The Pied Piper
The legend of the Pied Piper of Hamelin is told around the world. It is recited in children’s rooms, on stages large and small, even in schools. It’s hardly surprising that in the course of time countless variants of the eerily beautiful fairy tale have been created. Including new characters, altered plots and more. “Die Kinder zu Hameln” by the Brothers Grimm is probably the most popular version of the Pied Piper of Hamelin.
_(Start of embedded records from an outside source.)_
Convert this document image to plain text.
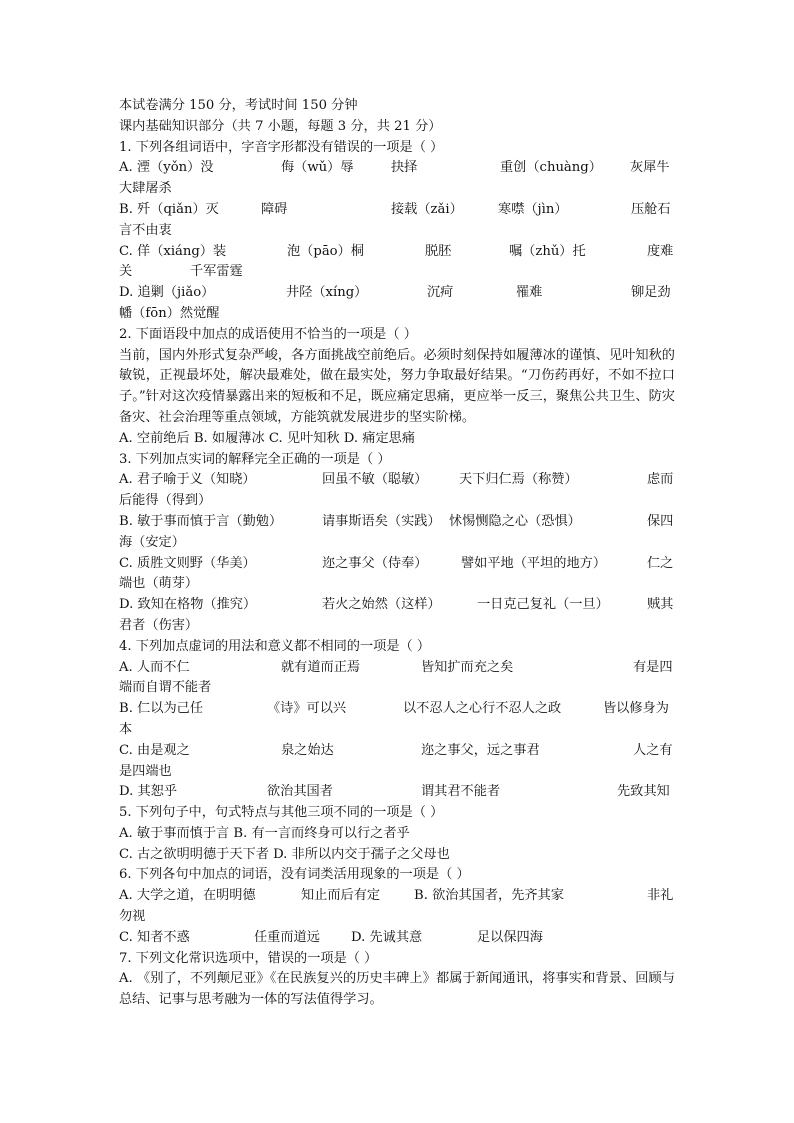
本试卷满分 150 分，考试时间 150 分钟
课内基础知识部分（共 7 小题，每题 3 分，共 21 分）
1. 下列各组词语中，字音字形都没有错误的一项是（ ）
A. 湮（yǒn）没	侮（wǔ）辱	抉择	重创（chuàng） 灰犀牛
大肆屠杀
B. 歼（qiǎn）灭	障碍	接载（zǎi）	寒噤（jìn）	压舱石
言不由衷
C. 佯（xiáng）装	泡（pāo）桐	脱胚	嘱（zhǔ）托	度难
关	千军雷霆
D. 追剿（jiǎo）	井陉（xíng）	沉疴	罹难	铆足劲
幡（fōn）然觉醒
2. 下面语段中加点的成语使用不恰当的一项是（ ）
当前，国内外形式复杂严峻，各方面挑战空前绝后。必须时刻保持如履薄冰的谨慎、见叶知秋的敏锐，正视最坏处，解决最难处，做在最实处，努力争取最好结果。“刀伤药再好，不如不拉口子。”针对这次疫情暴露出来的短板和不足，既应痛定思痛，更应举一反三，聚焦公共卫生、防灾备灾、社会治理等重点领域，方能筑就发展进步的坚实阶梯。
A. 空前绝后 B. 如履薄冰 C. 见叶知秋 D. 痛定思痛
3. 下列加点实词的解释完全正确的一项是（ ）
A. 君子喻于义（知晓）	回虽不敏（聪敏） 天下归仁焉（称赞）	虑而
后能得（得到）
B. 敏于事而慎于言（勤勉）	请事斯语矣（实践） 怵惕恻隐之心（恐惧）	保四
海（安定）
C. 质胜文则野（华美）	迩之事父（侍奉）	譬如平地（平坦的地方）	仁之
端也（萌芽）
D. 致知在格物（推究）	若火之始然（这样）	一日克己复礼（一旦）	贼其
君者（伤害）
4. 下列加点虚词的用法和意义都不相同的一项是（ ）
A. 人而不仁	就有道而正焉	皆知扩而充之矣	有是四
端而自谓不能者
B. 仁以为己任	《诗》可以兴	以不忍人之心行不忍人之政	皆以修身为
本
C. 由是观之	泉之始达	迩之事父，远之事君	人之有
是四端也
D. 其恕乎	欲治其国者	谓其君不能者	先致其知
5. 下列句子中，句式特点与其他三项不同的一项是（ ）
A. 敏于事而慎于言 B. 有一言而终身可以行之者乎
C. 古之欲明明德于天下者 D. 非所以内交于孺子之父母也
6. 下列各句中加点的词语，没有词类活用现象的一项是（ ）
A. 大学之道，在明明德	知止而后有定	B. 欲治其国者，先齐其家	非礼
勿视
C. 知者不惑	任重而道远 D. 先诚其意	足以保四海
7. 下列文化常识选项中，错误的一项是（ ）
A. 《别了，不列颠尼亚》《在民族复兴的历史丰碑上》都属于新闻通讯，将事实和背景、回顾与总结、记事与思考融为一体的写法值得学习。
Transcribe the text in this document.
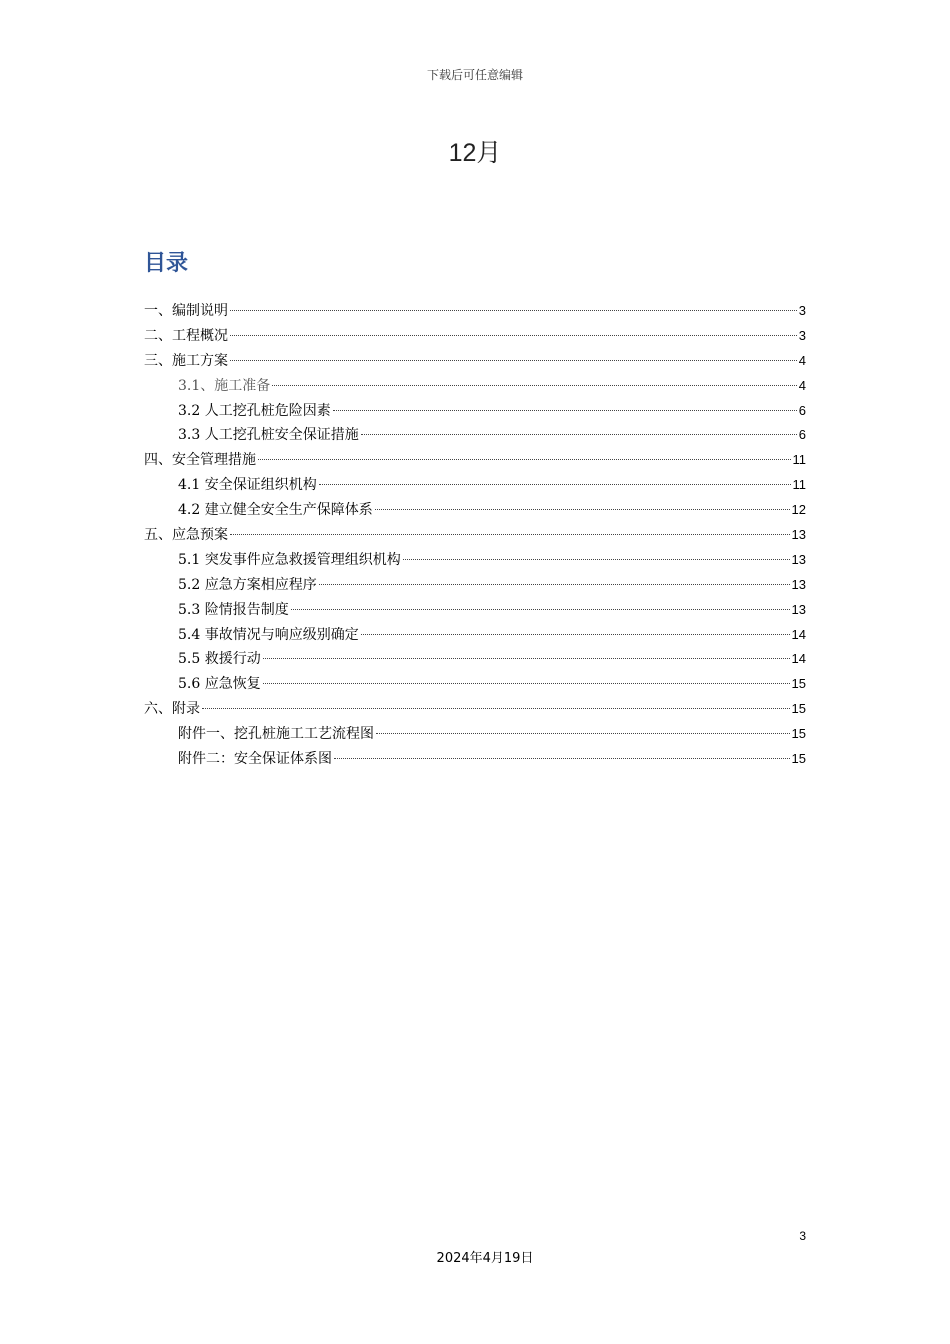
下载后可任意编辑
12月
目录
一、编制说明	3
二、工程概况	3
三、施工方案	4
3.1、施工准备	4
3.2 人工挖孔桩危险因素	6
3.3 人工挖孔桩安全保证措施	6
四、安全管理措施	11
4.1 安全保证组织机构	11
4.2 建立健全安全生产保障体系	12
五、应急预案	13
5.1 突发事件应急救援管理组织机构	13
5.2 应急方案相应程序	13
5.3 险情报告制度	13
5.4 事故情况与响应级别确定	14
5.5 救援行动	14
5.6 应急恢复	15
六、附录	15
附件一、挖孔桩施工工艺流程图	15
附件二：安全保证体系图	15
3
2024年4月19日
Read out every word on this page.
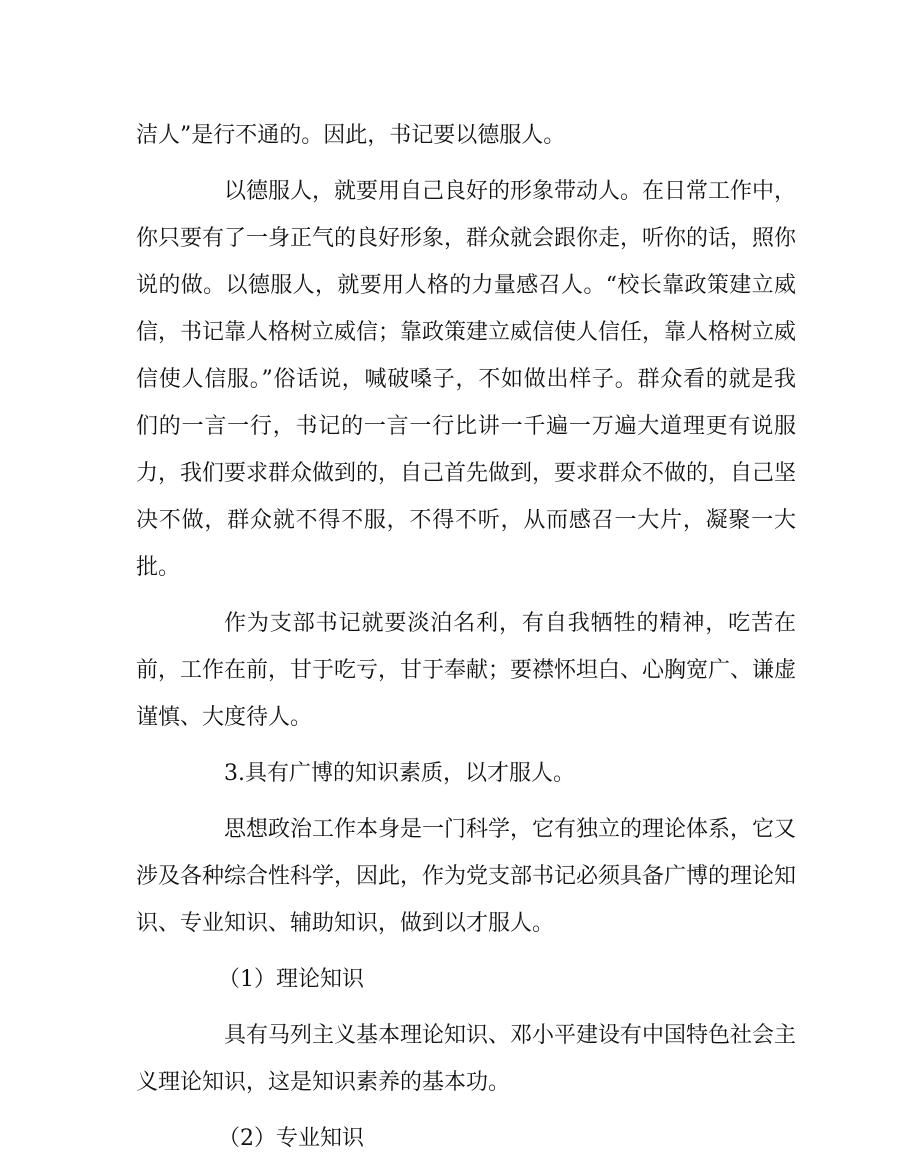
洁人”是行不通的。因此，书记要以德服人。

以德服人，就要用自己良好的形象带动人。在日常工作中，你只要有了一身正气的良好形象，群众就会跟你走，听你的话，照你说的做。以德服人，就要用人格的力量感召人。“校长靠政策建立威信，书记靠人格树立威信；靠政策建立威信使人信任，靠人格树立威信使人信服。”俗话说，喊破嗓子，不如做出样子。群众看的就是我们的一言一行，书记的一言一行比讲一千遍一万遍大道理更有说服力，我们要求群众做到的，自己首先做到，要求群众不做的，自己坚决不做，群众就不得不服，不得不听，从而感召一大片，凝聚一大批。

作为支部书记就要淡泊名利，有自我牺牲的精神，吃苦在前，工作在前，甘于吃亏，甘于奉献；要襟怀坦白、心胸宽广、谦虚谨慎、大度待人。

3.具有广博的知识素质，以才服人。

思想政治工作本身是一门科学，它有独立的理论体系，它又涉及各种综合性科学，因此，作为党支部书记必须具备广博的理论知识、专业知识、辅助知识，做到以才服人。

（1）理论知识

具有马列主义基本理论知识、邓小平建设有中国特色社会主义理论知识，这是知识素养的基本功。

（2）专业知识
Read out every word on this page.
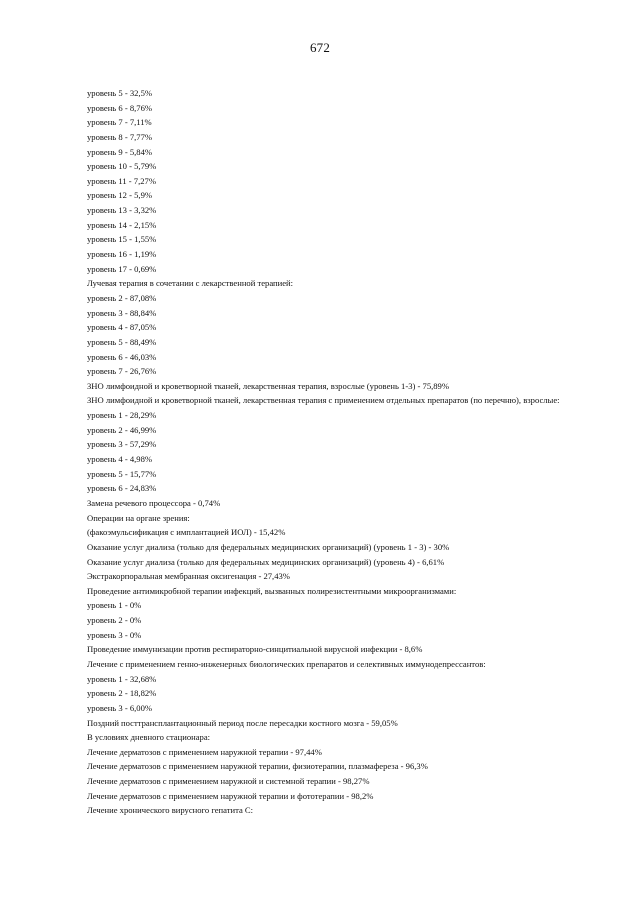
672
уровень 5 - 32,5%
уровень 6 - 8,76%
уровень 7 - 7,11%
уровень 8 - 7,77%
уровень 9 - 5,84%
уровень 10 - 5,79%
уровень 11 - 7,27%
уровень 12 - 5,9%
уровень 13 - 3,32%
уровень 14 - 2,15%
уровень 15 - 1,55%
уровень 16 - 1,19%
уровень 17 - 0,69%
Лучевая терапия в сочетании с лекарственной терапией:
уровень 2 - 87,08%
уровень 3 - 88,84%
уровень 4 - 87,05%
уровень 5 - 88,49%
уровень 6 - 46,03%
уровень 7 - 26,76%
ЗНО лимфоидной и кроветворной тканей, лекарственная терапия, взрослые (уровень 1-3) - 75,89%
ЗНО лимфоидной и кроветворной тканей, лекарственная терапия с применением отдельных препаратов (по перечню), взрослые:
уровень 1 - 28,29%
уровень 2 - 46,99%
уровень 3 - 57,29%
уровень 4 - 4,98%
уровень 5 - 15,77%
уровень 6 - 24,83%
Замена речевого процессора - 0,74%
Операции на органе зрения:
(факоэмульсификация с имплантацией ИОЛ) - 15,42%
Оказание услуг диализа (только для федеральных медицинских организаций) (уровень 1 - 3) - 30%
Оказание услуг диализа (только для федеральных медицинских организаций) (уровень 4) - 6,61%
Экстракорпоральная мембранная оксигенация - 27,43%
Проведение антимикробной терапии инфекций, вызванных полирезистентными микроорганизмами:
уровень 1 - 0%
уровень 2 - 0%
уровень 3 - 0%
Проведение иммунизации против респираторно-синцитиальной вирусной инфекции - 8,6%
Лечение с применением генно-инженерных биологических препаратов и селективных иммунодепрессантов:
уровень 1 - 32,68%
уровень 2 - 18,82%
уровень 3 - 6,00%
Поздний посттрансплантационный период после пересадки костного мозга - 59,05%
В условиях дневного стационара:
Лечение дерматозов с применением наружной терапии - 97,44%
Лечение дерматозов с применением наружной терапии, физиотерапии, плазмафереза - 96,3%
Лечение дерматозов с применением наружной и системной терапии - 98,27%
Лечение дерматозов с применением наружной терапии и фототерапии - 98,2%
Лечение хронического вирусного гепатита С:
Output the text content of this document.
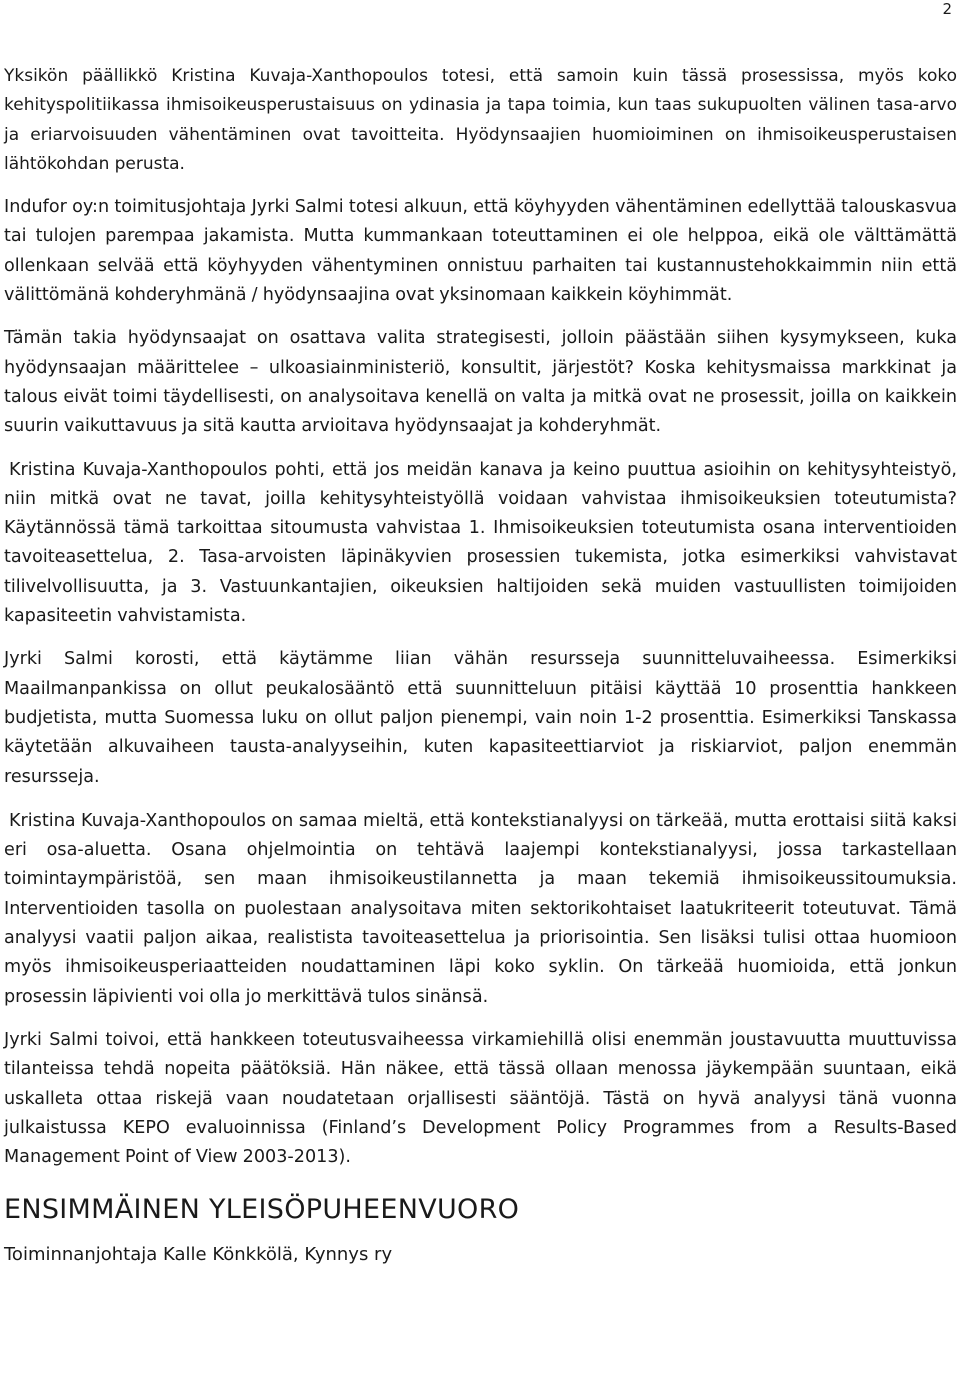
2

Yksikön päällikkö Kristina Kuvaja-Xanthopoulos totesi, että samoin kuin tässä prosessissa, myös koko kehityspolitiikassa ihmisoikeusperustaisuus on ydinasia ja tapa toimia, kun taas sukupuolten välinen tasa-arvo ja eriarvoisuuden vähentäminen ovat tavoitteita. Hyödynsaajien huomioiminen on ihmisoikeusperustaisen lähtökohdan perusta.

Indufor oy:n toimitusjohtaja Jyrki Salmi totesi alkuun, että köyhyyden vähentäminen edellyttää talouskasvua tai tulojen parempaa jakamista. Mutta kummankaan toteuttaminen ei ole helppoa, eikä ole välttämättä ollenkaan selvää että köyhyyden vähentyminen onnistuu parhaiten tai kustannustehokkaimmin niin että välittömänä kohderyhmänä / hyödynsaajina ovat yksinomaan kaikkein köyhimmät.

Tämän takia hyödynsaajat on osattava valita strategisesti, jolloin päästään siihen kysymykseen, kuka hyödynsaajan määrittelee – ulkoasiainministeriö, konsultit, järjestöt? Koska kehitysmaissa markkinat ja talous eivät toimi täydellisesti, on analysoitava kenellä on valta ja mitkä ovat ne prosessit, joilla on kaikkein suurin vaikuttavuus ja sitä kautta arvioitava hyödynsaajat ja kohderyhmät.

Kristina Kuvaja-Xanthopoulos pohti, että jos meidän kanava ja keino puuttua asioihin on kehitysyhteistyö, niin mitkä ovat ne tavat, joilla kehitysyhteistyöllä voidaan vahvistaa ihmisoikeuksien toteutumista? Käytännössä tämä tarkoittaa sitoumusta vahvistaa 1. Ihmisoikeuksien toteutumista osana interventioiden tavoiteasettelua, 2. Tasa-arvoisten läpinäkyvien prosessien tukemista, jotka esimerkiksi vahvistavat tilivelvollisuutta, ja 3. Vastuunkantajien, oikeuksien haltijoiden sekä muiden vastuullisten toimijoiden kapasiteetin vahvistamista.

Jyrki Salmi korosti, että käytämme liian vähän resursseja suunnitteluvaiheessa. Esimerkiksi Maailmanpankissa on ollut peukalosääntö että suunnitteluun pitäisi käyttää 10 prosenttia hankkeen budjetista, mutta Suomessa luku on ollut paljon pienempi, vain noin 1-2 prosenttia. Esimerkiksi Tanskassa käytetään alkuvaiheen tausta-analyyseihin, kuten kapasiteettiarviot ja riskiarviot, paljon enemmän resursseja.

Kristina Kuvaja-Xanthopoulos on samaa mieltä, että kontekstianalyysi on tärkeää, mutta erottaisi siitä kaksi eri osa-aluetta. Osana ohjelmointia on tehtävä laajempi kontekstianalyysi, jossa tarkastellaan toimintaympäristöä, sen maan ihmisoikeustilannetta ja maan tekemiä ihmisoikeussitoumuksia. Interventioiden tasolla on puolestaan analysoitava miten sektorikohtaiset laatukriteerit toteutuvat. Tämä analyysi vaatii paljon aikaa, realistista tavoiteasettelua ja priorisointia. Sen lisäksi tulisi ottaa huomioon myös ihmisoikeusperiaatteiden noudattaminen läpi koko syklin. On tärkeää huomioida, että jonkun prosessin läpivienti voi olla jo merkittävä tulos sinänsä.

Jyrki Salmi toivoi, että hankkeen toteutusvaiheessa virkamiehillä olisi enemmän joustavuutta muuttuvissa tilanteissa tehdä nopeita päätöksiä. Hän näkee, että tässä ollaan menossa jäykempään suuntaan, eikä uskalleta ottaa riskejä vaan noudatetaan orjallisesti sääntöjä. Tästä on hyvä analyysi tänä vuonna julkaistussa KEPO evaluoinnissa (Finland’s Development Policy Programmes from a Results-Based Management Point of View 2003-2013).

ENSIMMÄINEN YLEISÖPUHEENVUORO
Toiminnanjohtaja Kalle Könkkölä, Kynnys ry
According to their account, in 1284 a man named Bundting is said to have visited the town of Hamelin, which at that time was suffering from a terrible plague of rats. Dressed in colorful robes and carrying a mysterious pipe, the whimsical visitor told the citizens of Hamelin that he would take care of the uninvited guests once and for all: In exchange for a fee, he would make rats and mice disappear from the city. A deal that the people of Hamelin could not refuse.
As soon as all parties involved had agreed on the price, the Pied Piper marched through the town with his pipe drawn. The melody he played incessantly on his magic instrument was so strange that all the rats and mice followed him blindly – all the way into the Weser, where the whole bunch of them drowned.
The citizens of Hamelin, however, no longer wanted to pay him the wages he deserved. Empty-handed, the stranger had to leave the town. But the city’s people did not have to wait long for his return.
Only a few days later the Pied Piper appeared again. He had exchanged his colorful clothes for the costume of a hunter, a red hat crowned his now distorted face. The pipe, however, was the same as before. Only this time the melody he intoned was different.
Instead of rats and vermin, now every child older than four mindlessly followed the piper’s sounds. Not even the mayor’s daughter could resist the spell and left the town together with the piper and the other children. Thus, 130 of Hamelin’s children disappeared without a trace. Only two of them came back – one blind, the other deaf and mute. Neither of them was able to inform the people of Hamelin about the whereabouts of the other children.
To this day, what happened to the children remains a mystery. Some believe that they were led through a cave in the surrounding mountains all the way to Transylvania. In any case, it is certain that they were never seen again.